Por: Liuva Sarduy González
Si hablamos de personas carismáticas salidas del entorno sagüero habría que mencionar, en primera instancia a Víctor Mesa. El más polémico y controvertido jugador y director de béisbol de Cuba sobresale también por su apego a la tierra natal y por la distinción a sus conciudadanos, dondequiera que esté.
Mi tía Juana siempre contaba que, hace unos 25 años, mientras disfrutaba de una cena en el Hotel “Los lagos de Mayajigua”, en la provincia de Sancti Spiritus, apareció Víctor. Iba de la mano de su esposa, alegre, saludando a todos… hasta que vio a la pareja sagüera.
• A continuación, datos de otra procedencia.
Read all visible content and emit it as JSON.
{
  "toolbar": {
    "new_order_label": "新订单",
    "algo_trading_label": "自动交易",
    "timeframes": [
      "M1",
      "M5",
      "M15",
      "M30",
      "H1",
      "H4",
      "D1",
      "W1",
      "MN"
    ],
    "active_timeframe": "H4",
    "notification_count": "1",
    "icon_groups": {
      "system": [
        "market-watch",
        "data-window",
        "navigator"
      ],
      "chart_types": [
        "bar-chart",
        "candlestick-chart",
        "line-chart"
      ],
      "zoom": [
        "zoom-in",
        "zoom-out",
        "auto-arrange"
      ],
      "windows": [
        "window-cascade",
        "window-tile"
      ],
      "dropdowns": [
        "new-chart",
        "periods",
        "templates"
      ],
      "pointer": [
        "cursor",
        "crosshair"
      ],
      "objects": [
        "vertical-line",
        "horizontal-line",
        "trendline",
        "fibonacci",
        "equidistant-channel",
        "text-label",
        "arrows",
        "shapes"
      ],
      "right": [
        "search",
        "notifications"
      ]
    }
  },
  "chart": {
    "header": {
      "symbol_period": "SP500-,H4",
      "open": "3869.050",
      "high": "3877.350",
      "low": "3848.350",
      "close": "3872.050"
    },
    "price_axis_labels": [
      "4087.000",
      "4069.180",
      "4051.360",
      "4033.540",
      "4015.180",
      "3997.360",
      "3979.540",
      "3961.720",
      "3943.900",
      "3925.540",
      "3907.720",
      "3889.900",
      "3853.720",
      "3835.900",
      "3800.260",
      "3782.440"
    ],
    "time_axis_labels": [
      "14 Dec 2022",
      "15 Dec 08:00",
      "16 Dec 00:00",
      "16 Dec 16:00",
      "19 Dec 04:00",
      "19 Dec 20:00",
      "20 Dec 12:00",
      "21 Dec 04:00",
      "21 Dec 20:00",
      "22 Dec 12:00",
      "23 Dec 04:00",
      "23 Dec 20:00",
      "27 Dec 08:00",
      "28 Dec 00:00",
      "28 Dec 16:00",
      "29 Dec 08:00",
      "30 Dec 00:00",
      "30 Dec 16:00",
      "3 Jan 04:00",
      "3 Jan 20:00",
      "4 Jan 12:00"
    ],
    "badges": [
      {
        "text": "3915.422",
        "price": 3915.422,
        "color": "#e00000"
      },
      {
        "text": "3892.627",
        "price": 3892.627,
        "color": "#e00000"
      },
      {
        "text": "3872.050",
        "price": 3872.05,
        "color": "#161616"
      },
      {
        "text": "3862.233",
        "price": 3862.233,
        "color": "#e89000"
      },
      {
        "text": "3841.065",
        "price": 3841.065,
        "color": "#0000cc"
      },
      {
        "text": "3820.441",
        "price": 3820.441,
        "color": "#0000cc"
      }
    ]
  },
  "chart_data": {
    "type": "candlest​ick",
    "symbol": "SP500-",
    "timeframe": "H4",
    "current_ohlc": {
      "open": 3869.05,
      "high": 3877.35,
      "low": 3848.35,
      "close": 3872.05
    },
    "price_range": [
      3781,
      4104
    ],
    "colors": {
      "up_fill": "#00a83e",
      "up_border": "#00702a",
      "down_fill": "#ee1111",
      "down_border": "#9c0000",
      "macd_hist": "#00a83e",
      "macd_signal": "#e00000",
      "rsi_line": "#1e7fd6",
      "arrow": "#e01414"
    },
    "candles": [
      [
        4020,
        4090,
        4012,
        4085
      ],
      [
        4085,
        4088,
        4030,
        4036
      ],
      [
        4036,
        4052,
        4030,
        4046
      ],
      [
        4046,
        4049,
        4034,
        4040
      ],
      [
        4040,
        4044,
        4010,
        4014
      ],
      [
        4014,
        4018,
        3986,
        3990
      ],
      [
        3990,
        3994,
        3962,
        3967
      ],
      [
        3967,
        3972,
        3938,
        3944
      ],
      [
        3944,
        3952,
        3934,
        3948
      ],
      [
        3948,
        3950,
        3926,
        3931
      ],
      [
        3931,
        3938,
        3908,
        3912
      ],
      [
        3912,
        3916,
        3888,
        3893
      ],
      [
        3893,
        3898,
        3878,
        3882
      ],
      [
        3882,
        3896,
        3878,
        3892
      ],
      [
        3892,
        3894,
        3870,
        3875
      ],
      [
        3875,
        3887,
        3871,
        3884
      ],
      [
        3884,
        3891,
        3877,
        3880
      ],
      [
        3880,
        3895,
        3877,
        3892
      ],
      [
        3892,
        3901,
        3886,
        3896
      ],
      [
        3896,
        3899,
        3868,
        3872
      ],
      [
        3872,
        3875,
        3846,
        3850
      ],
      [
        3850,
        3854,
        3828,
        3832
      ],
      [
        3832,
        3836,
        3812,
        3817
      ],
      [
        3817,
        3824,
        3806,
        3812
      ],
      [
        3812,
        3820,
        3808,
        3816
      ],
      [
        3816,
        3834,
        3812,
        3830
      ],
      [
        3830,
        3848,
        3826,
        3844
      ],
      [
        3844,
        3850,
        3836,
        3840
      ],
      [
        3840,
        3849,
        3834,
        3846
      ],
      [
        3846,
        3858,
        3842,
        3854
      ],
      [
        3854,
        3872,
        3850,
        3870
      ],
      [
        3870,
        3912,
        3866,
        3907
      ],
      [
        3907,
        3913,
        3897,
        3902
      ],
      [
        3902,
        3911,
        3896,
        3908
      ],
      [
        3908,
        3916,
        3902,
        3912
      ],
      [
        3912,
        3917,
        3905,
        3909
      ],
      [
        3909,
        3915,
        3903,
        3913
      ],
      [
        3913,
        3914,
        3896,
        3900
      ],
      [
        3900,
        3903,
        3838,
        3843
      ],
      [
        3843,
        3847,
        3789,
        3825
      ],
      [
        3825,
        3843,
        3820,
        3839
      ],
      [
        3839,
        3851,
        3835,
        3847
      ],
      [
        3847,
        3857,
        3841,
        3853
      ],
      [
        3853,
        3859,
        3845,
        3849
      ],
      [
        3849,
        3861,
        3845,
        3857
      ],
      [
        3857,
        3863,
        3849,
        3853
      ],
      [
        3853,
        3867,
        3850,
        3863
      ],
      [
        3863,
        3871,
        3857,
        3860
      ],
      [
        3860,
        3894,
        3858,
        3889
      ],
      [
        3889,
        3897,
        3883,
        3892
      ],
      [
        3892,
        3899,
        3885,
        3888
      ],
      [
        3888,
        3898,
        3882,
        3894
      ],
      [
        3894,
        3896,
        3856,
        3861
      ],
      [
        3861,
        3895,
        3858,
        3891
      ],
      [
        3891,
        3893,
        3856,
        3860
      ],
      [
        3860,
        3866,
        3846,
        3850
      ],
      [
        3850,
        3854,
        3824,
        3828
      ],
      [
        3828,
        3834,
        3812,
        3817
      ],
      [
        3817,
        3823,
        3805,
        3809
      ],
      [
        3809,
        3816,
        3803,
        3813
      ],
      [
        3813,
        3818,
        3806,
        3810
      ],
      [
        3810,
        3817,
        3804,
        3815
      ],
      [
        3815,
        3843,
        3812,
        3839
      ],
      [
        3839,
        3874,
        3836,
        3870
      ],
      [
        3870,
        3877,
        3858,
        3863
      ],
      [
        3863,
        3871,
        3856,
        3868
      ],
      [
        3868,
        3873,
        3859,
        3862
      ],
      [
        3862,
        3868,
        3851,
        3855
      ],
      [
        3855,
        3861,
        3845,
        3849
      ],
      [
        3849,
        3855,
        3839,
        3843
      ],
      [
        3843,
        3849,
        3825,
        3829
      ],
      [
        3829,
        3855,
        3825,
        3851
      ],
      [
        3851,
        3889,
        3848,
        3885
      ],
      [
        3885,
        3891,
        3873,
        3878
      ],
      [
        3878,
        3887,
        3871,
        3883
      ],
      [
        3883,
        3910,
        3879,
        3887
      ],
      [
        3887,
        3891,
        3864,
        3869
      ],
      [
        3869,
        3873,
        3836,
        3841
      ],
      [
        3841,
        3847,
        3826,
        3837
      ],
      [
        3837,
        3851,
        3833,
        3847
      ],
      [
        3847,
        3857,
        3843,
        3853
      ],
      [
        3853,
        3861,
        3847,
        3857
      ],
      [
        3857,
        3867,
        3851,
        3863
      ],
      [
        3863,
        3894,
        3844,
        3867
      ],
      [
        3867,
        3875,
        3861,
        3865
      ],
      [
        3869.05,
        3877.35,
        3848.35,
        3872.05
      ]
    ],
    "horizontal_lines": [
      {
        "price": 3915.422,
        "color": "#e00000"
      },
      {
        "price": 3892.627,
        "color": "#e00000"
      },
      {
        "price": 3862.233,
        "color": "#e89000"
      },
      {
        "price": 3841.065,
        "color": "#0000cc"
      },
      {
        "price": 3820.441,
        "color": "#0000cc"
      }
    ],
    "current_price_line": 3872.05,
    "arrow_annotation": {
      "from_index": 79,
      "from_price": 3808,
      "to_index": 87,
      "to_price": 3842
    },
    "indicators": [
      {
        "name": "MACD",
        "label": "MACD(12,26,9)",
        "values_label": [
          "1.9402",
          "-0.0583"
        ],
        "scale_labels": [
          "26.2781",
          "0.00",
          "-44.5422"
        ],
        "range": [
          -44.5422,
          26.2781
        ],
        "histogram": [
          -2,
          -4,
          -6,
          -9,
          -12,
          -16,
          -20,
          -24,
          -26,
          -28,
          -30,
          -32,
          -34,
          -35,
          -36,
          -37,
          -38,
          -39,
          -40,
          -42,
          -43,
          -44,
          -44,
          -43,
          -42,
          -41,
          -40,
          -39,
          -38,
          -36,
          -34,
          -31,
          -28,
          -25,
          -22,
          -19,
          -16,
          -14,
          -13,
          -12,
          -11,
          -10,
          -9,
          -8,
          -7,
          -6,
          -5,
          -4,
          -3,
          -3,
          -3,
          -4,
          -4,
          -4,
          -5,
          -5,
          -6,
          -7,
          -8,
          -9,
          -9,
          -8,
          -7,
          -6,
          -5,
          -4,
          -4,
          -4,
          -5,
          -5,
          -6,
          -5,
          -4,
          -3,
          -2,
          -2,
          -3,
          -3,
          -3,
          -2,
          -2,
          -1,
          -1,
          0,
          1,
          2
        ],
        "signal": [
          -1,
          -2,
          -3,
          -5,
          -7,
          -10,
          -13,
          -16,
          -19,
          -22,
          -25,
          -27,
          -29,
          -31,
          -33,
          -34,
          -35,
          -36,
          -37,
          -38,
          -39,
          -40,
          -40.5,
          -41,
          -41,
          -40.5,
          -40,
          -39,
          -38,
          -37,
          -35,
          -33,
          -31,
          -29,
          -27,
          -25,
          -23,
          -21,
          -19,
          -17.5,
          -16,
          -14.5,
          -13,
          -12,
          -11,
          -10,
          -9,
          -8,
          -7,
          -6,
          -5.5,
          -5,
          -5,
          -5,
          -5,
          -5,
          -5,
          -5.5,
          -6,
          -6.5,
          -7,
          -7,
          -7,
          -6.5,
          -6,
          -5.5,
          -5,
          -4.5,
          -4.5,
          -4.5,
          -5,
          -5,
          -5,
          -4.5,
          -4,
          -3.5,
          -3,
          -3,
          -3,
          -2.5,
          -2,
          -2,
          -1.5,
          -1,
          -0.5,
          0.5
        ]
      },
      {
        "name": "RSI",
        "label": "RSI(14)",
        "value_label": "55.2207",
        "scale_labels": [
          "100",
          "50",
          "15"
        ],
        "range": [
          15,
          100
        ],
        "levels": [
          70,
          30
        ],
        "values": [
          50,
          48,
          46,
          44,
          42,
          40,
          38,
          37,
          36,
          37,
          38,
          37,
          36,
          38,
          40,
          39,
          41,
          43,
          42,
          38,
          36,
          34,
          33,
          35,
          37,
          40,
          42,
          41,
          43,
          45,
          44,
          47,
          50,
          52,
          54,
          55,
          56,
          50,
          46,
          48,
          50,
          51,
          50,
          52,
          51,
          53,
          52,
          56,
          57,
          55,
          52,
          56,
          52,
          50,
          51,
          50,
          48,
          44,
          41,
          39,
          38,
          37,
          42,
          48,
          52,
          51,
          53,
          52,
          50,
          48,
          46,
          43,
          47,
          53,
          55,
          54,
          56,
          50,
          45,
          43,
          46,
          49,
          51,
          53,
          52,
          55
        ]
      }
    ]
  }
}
-¡Caramba, la gente de mi tierra! ¿Cómo está Sagua?
Y ahí mismo entabló una conversación animadísima que concluyó cuando “la explosión naranja” pagó más de cinco rondas de tragos y todo el consumo de sus nuevos amigos sagüeros.
Confieso que siempre me pareció exagerada la historia pero hace unos años el propio Víctor se encargó de aclararla.
Resulta que el ídolo de Sitiecito llegaba de visita a la Villa del Undoso. Se baja del flamante carro rojo, modernísimo. La gente grita su nombre, las cámaras muestran sus flashes una y otra vez y de pronto Víctor repara en mi tía Juana.
¡Oye, pero tú estás igualita! ¡Los años por ti no pasan!
Imagínese usted, que alguien como Víctor lo distinga a una después de tantos años… es para vanagloriarse de verdad. Pero lo mejor vino cuando Víctor soltó aquello de:
Eres la misma de hace unos años, cuando compartimos en “Los Lagos de Mayajigua”.
Ni tengo que decir que Juana casi le roba el protagonismo a Víctor que, modesto como pocos, saludaba a grandes y chicos con el mismo cariño que siempre prodiga a sus hermanos de Sagua la Grande.